The proposal draft says the following about support for structs:

Custom structs with a frozen layout and a trivial initializer are constant-foldable if all the stored properties only use other constant-foldable types and the initializer call uses constant-foldable expressions

Does/will this include structs imported from C? I don't recall if they're imported in such a way that the check for @frozenness would also fall out naturally, but since a @frozen Swift struct isn't guaranteed to have the same layout as an equivalent C struct, being able to define static data that has exactly the same layout as it would in C by directly using that imported struct would fill an important gap.

grynspan · February 9, 2024, 8:35pm

Something @kubamracek and I discussed off-forums was the need for a way to discover symbols at runtime. Darwin includes API for inspecting Mach-O binaries and finding segments/sections, so digging up "__TEXT,__my_great_section" is easy.

On Linux and ~~Windows~~, this isn't generally possible and the Swift runtime has had to use static constructors to cache section data it needs—but then there's no way to do that for an arbitrary section, so if e.g. swift-testing adopted @linkage, it would be unable to find the section it used when discovering tests.

Edit: I did some experimenting and it is possible to look up sections dynamically on Windows using Win32 API. It's a bit like the ending of Raiders of the Lost Ark, but it's possible.

Joe_Groff · February 9, 2024, 8:57pm

It seems like section control would at least still be a prerequisite to being able to do the link-time ordering of the metadata and generation of start/end symbols that those static constructors use, even if it isn't a whole solution unto itself.

John_McCall · February 9, 2024, 9:07pm

I would like to just have a general feature for this kind of passive discovery, if we can agree on what it would look like.

grynspan · April 30, 2024, 2:31pm

Coming back to this a while later: it actually is possible to do the requisite discovery at runtime on Windows. I have a proof of concept here (untested! no guarantees! caveat executor!)

Linux remains a problem as there is no high-level API for walking an ELF binary and writing custom code to do so is not a small task.

Joe_Groff · April 30, 2024, 4:32pm

Nice! If the PE section headers are reliably mapped into the executable, that should be sufficient.
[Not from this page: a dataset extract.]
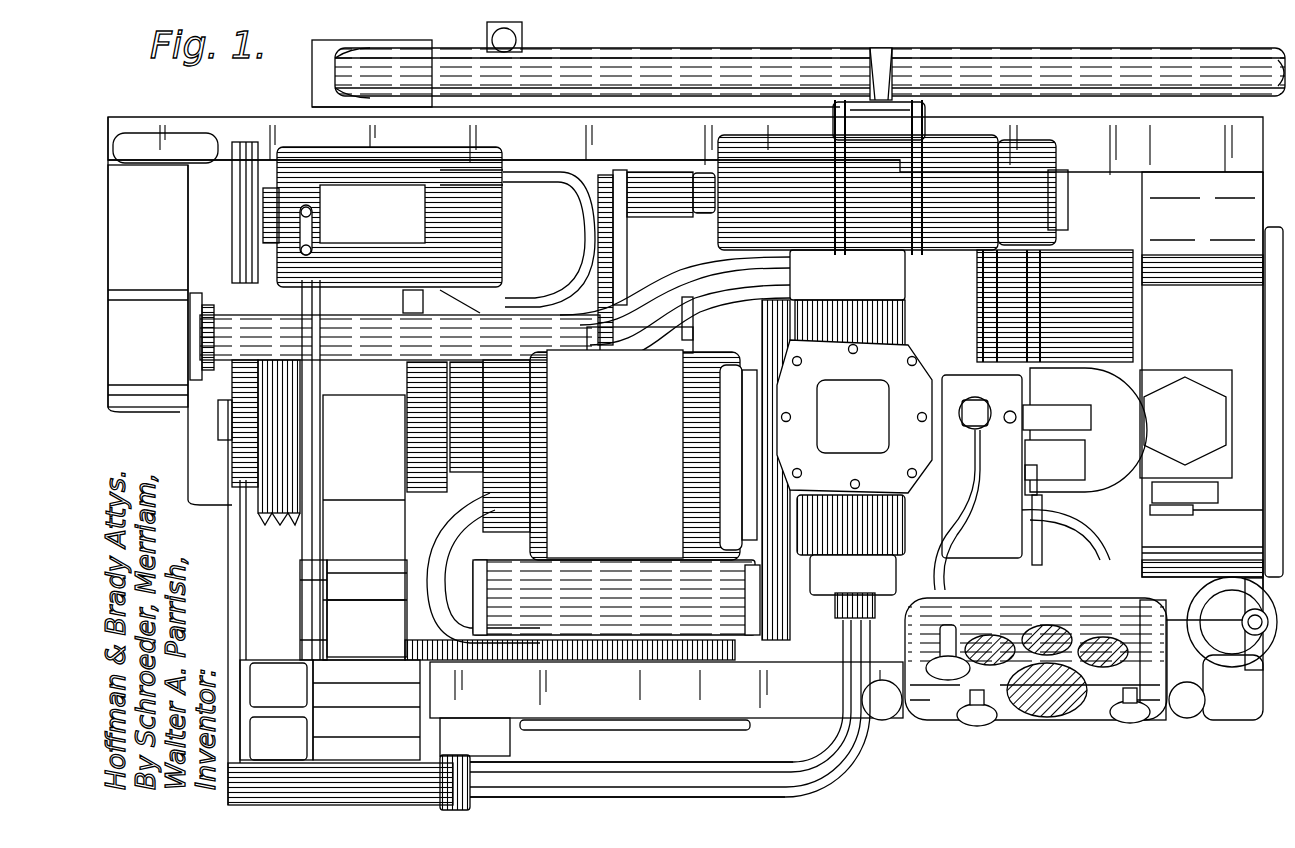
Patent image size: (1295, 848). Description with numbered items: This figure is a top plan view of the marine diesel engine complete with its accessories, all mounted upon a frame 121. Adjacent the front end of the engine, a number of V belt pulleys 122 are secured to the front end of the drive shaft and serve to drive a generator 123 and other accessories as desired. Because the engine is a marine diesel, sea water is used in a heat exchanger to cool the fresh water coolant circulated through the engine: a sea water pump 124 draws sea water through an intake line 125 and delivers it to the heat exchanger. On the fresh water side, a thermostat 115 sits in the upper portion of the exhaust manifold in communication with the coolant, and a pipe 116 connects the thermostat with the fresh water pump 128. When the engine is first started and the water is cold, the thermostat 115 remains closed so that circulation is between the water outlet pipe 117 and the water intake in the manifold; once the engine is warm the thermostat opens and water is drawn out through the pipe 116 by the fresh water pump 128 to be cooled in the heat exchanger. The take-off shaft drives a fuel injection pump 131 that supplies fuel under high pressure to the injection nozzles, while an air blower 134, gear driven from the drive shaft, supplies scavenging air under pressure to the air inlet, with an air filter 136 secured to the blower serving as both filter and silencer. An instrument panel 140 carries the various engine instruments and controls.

It would be nice then for the Swift runtime on Windows not to rely on Swift-RT.o file(s) to manually delimit the sections. (I think we'd still need the static constructor for DLLs loaded after process start if we don't want to use private NT interfaces to be notified on load.)

AIUI there's still a more fundamental problem there that the ELF headers are not normally mapped into the process while it's running.